Supervisors asked to end COVID-19 health emergency
The Kern County Public Health department was expected to ask the Board of Supervisors to end the COVID-19 health emergency at its meeting Tuesday. The meeting was planned for after the deadline for this issue. See next week’s paper or visit TehachapiNews.com for the latest information.
The county declared the emergency nearly three years ago, according to a public health spokesperson.
The state of California was set to end the emergency on Monday. And the Biden Administration announced it will end the public health emergency (and national emergency) declarations on May 11.
The Centers for Disease Control and Prevention has announced that the COVID Data Tracker Weekly Review, which tracks the transmission level by county, will publish every other week beginning March 1.

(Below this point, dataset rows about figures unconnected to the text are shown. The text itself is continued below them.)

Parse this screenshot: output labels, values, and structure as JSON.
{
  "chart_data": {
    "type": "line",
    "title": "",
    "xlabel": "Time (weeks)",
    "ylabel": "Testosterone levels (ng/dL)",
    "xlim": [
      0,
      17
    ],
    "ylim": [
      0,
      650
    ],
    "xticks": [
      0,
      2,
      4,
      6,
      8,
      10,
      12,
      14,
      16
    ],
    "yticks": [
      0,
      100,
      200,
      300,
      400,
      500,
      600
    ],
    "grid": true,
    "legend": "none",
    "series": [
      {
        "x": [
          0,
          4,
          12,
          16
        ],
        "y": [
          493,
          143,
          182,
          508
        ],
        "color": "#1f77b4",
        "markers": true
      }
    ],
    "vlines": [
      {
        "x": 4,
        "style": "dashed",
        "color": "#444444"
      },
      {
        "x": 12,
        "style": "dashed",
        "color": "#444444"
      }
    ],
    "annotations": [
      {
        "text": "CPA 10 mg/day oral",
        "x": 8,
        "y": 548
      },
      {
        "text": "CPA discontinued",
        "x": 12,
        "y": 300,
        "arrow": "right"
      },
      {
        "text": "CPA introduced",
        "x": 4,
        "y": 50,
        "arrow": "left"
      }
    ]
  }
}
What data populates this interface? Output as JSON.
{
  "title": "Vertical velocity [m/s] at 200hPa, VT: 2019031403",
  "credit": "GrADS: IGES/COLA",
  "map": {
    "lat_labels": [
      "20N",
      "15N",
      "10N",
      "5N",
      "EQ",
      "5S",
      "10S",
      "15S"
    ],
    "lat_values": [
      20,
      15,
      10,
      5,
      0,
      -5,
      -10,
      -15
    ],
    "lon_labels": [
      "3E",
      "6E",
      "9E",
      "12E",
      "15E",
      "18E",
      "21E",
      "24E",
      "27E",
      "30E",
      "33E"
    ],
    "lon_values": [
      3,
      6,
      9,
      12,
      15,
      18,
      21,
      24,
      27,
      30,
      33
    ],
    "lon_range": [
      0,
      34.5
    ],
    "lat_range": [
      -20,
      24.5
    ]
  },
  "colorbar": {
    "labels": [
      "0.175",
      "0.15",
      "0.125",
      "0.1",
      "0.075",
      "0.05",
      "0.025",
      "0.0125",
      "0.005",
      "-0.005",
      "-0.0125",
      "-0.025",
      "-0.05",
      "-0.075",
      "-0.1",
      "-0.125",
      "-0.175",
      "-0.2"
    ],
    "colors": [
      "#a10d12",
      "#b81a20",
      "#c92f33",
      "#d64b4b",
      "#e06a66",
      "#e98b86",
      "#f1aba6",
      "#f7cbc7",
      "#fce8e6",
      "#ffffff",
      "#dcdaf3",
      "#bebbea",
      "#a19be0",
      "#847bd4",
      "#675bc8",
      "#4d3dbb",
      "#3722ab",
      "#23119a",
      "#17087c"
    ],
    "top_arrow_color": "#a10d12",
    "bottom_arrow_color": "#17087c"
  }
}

Kern County maintained a low ranking for COVID-19 transmission last week, along with most of the state and nearly 80 percent of counties in the United States.
The CDC uses transmission rankings to measure COVID-19 community levels by county. On a map, counties colored green are identified as having low transmission rates; yellow indicates medium transmission rates and counties colored orange have high transmission rates.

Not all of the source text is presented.